Right now, the ability to live out their wildest fantasies seems extraordinarily special – as on two occasions, Mindforce’s dreams briefly turned into nightmares. In the perspective of Excalibur, his hard life of moshing finally caught up with him when a friend dove from a monitor and landed on Peta’s back. The singer had already racked up his fair share of broken bones and injuries – including being thrown through a window, which nearly severed his arm – but this pain was different.
“It was bad, man,” he soberly recalls. “I couldn’t really walk for a few months. I couldn’t do anything. I went to a very dark mental place, and it was a year-long recovery.”
Video of Excalibur
A large number of ExcaliburPeta’s lyrics are about Peta overcoming this injury and being able to return to the stage, swinging her arms and leaping dizzily in her signature energetic style. (“I’m back stronger than ever bro,” he gushed from his current form.) Just as Mindforce regained their fighting form, the group suffered another devastating blow when Shaw was embroiled in a near-fatal head-on collision with a car. which resulted in broken ribs and severe fractures to his left leg.
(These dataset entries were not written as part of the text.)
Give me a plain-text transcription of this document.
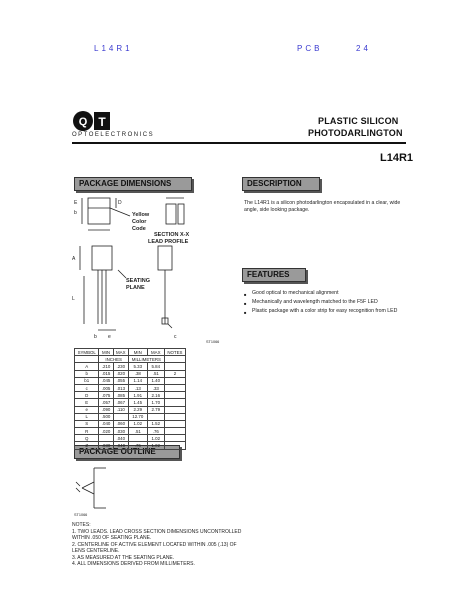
L14R1	PCB	24
Q T
OPTOELECTRONICS
PLASTIC SILICON
PHOTODARLINGTON
L14R1
PACKAGE DIMENSIONS	DESCRIPTION
FEATURES
PACKAGE OUTLINE
The L14R1 is a silicon photodarlington encapsulated in a clear, wide angle, side looking package.
■ Good optical to mechanical alignment
■ Mechanically and wavelength matched to the F5F LED
■ Plastic package with a color strip for easy recognition from LED
E
b
D
A
L
b e	c
Yellow
Color
Code
SECTION X-X
LEAD PROFILE
SEATING
PLANE
ST1066
SYMBOL	MIN	MAX	MIN	MAX	NOTES
	INCHES		MILLIMETERS		
A	.210	.230	5.33	5.84	
b	.015	.020	.38	.51	2
b1	.045	.055	1.14	1.40	
c	.005	.013	.13	.33	
D	.075	.085	1.91	2.16	
E	.057	.067	1.45	1.70	
e	.090	.110	2.29	2.79	
L	.500		12.70		
S	.040	.060	1.02	1.52	
R	.020	.030	.51	.76	
Q		.040		1.02	
Z	.030	.040	.76	1.02	
ST1066
NOTES:
1. TWO LEADS. LEAD CROSS SECTION DIMENSIONS UNCONTROLLED WITHIN .050 OF SEATING PLANE.
2. CENTERLINE OF ACTIVE ELEMENT LOCATED WITHIN .005 (.13) OF LENS CENTERLINE.
3. AS MEASURED AT THE SEATING PLANE.
4. ALL DIMENSIONS DERIVED FROM MILLIMETERS.
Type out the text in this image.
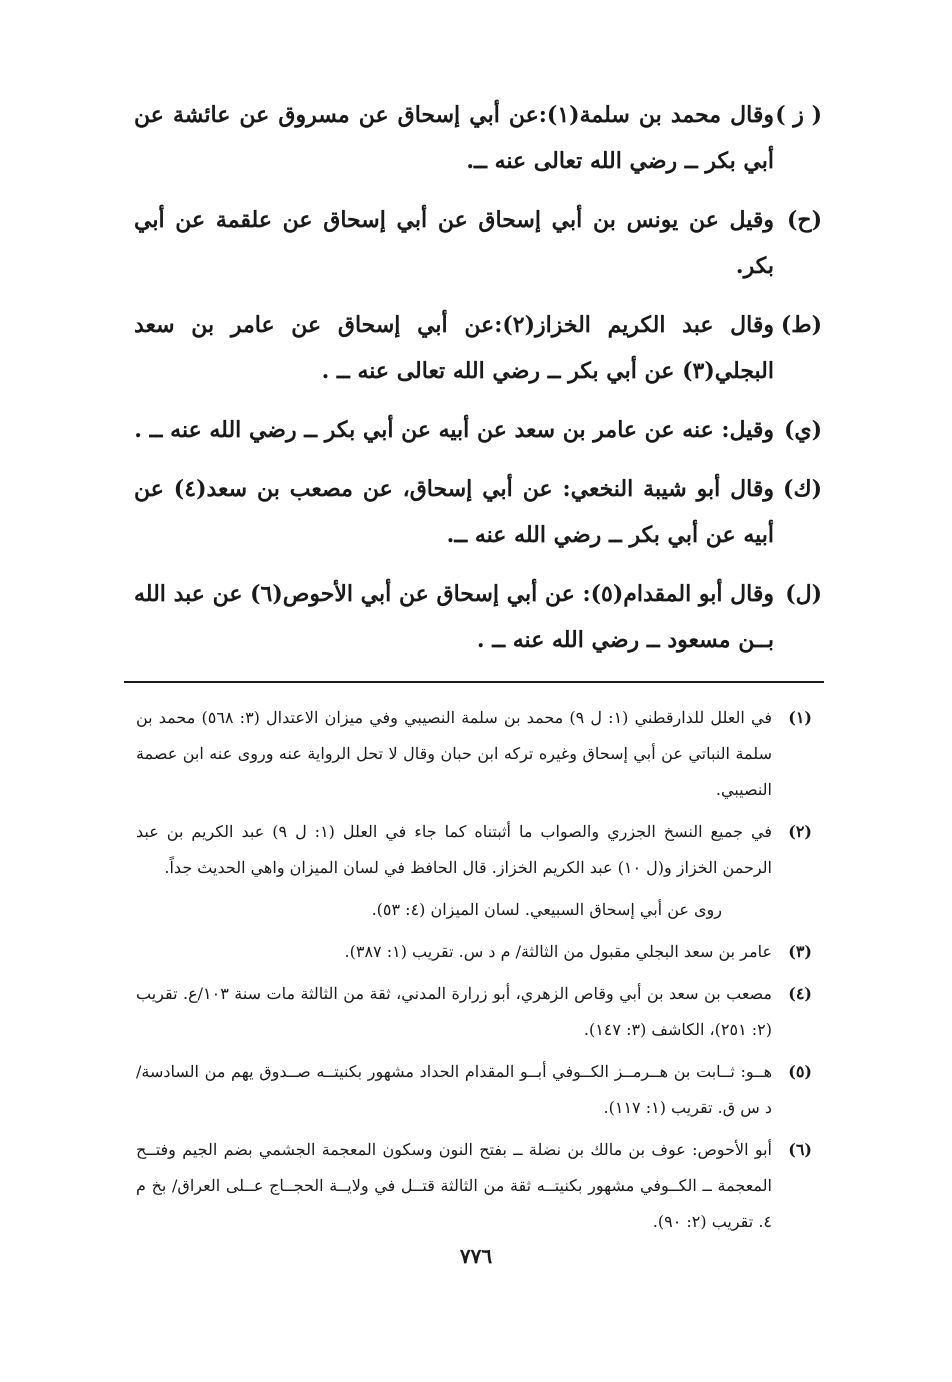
( ز )
وقال محمد بن سلمة(١):عن أبي إسحاق عن مسروق عن عائشة عن أبي بكر ــ رضي الله تعالى عنه ــ.
(ح)
وقيل عن يونس بن أبي إسحاق عن أبي إسحاق عن علقمة عن أبي بكر.
(ط)
وقال عبد الكريم الخزاز(٢):عن أبي إسحاق عن عامر بن سعد البجلي(٣) عن أبي بكر ــ رضي الله تعالى عنه ــ .
(ي)
وقيل: عنه عن عامر بن سعد عن أبيه عن أبي بكر ــ رضي الله عنه ــ .
(ك)
وقال أبو شيبة النخعي: عن أبي إسحاق، عن مصعب بن سعد(٤) عن أبيه عن أبي بكر ــ رضي الله عنه ــ.
(ل)
وقال أبو المقدام(٥): عن أبي إسحاق عن أبي الأحوص(٦) عن عبد الله بــن مسعود ــ رضي الله عنه ــ .
(١)
في العلل للدارقطني (١: ل ٩) محمد بن سلمة النصيبي وفي ميزان الاعتدال (٣: ٥٦٨) محمد بن سلمة النباتي عن أبي إسحاق وغيره تركه ابن حبان وقال لا تحل الرواية عنه وروى عنه ابن عصمة النصيبي.
(٢)
في جميع النسخ الجزري والصواب ما أثبتناه كما جاء في العلل (١: ل ٩) عبد الكريم بن عبد الرحمن الخزاز و(ل ١٠) عبد الكريم الخزاز. قال الحافظ في لسان الميزان واهي الحديث جداً.
روى عن أبي إسحاق السبيعي. لسان الميزان (٤: ٥٣).
(٣)
عامر بن سعد البجلي مقبول من الثالثة/ م د س. تقريب (١: ٣٨٧).
(٤)
مصعب بن سعد بن أبي وقاص الزهري، أبو زرارة المدني، ثقة من الثالثة مات سنة ١٠٣/ع. تقريب (٢: ٢٥١)، الكاشف (٣: ١٤٧).
(٥)
هــو: ثــابت بن هــرمــز الكــوفي أبــو المقدام الحداد مشهور بكنيتــه صــدوق يهم من السادسة/ د س ق. تقريب (١: ١١٧).
(٦)
أبو الأحوص: عوف بن مالك بن نضلة ــ بفتح النون وسكون المعجمة الجشمي بضم الجيم وفتــح المعجمة ــ الكــوفي مشهور بكنيتــه ثقة من الثالثة قتــل في ولايــة الحجــاج عــلى العراق/ بخ م ٤. تقريب (٢: ٩٠).
٧٧٦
“We thought Mindforce was over,” Peta recalls when doctors said Shaw would never be able to walk or play guitar again. “And that fucking maniac came back like an animal.” Mindforce miraculously returned to the stage just six months later and continued full steam ahead: playing bigger and better shows until the pandemic, then dropping the excellent Swingin’ Swords, Choppin’ Lords EP in 2020.
Ironically, while the band would have been devastated to meet a tragic end, Mindforce never really intended to stick around long enough to release a second album. “I can’t believe we’ve written another LP,” Peta says of New lords with a laugh. Even after the love they received from Excaliburhe says their plan from the start was to make an album, drop some seven inches and singles, and then fade away – preserving their impeccable catalog and rising to the top like many of the greatest hardcore bands before them.
But their perspective changed after the pandemic hit and snatched live broadcasts from them at the height of their powers. Peta and Co. had a revelation about taking nothing for granted and decided they had another feature film in them.
“The only word that comes to mind is gratitude,” Peta says of the band’s continued success and where it is in life. “I’m someone who believes in karma. And I’ve had a lot of bad karma for a while. I’m trying to build it up, and I think that may have helped Mindforce.”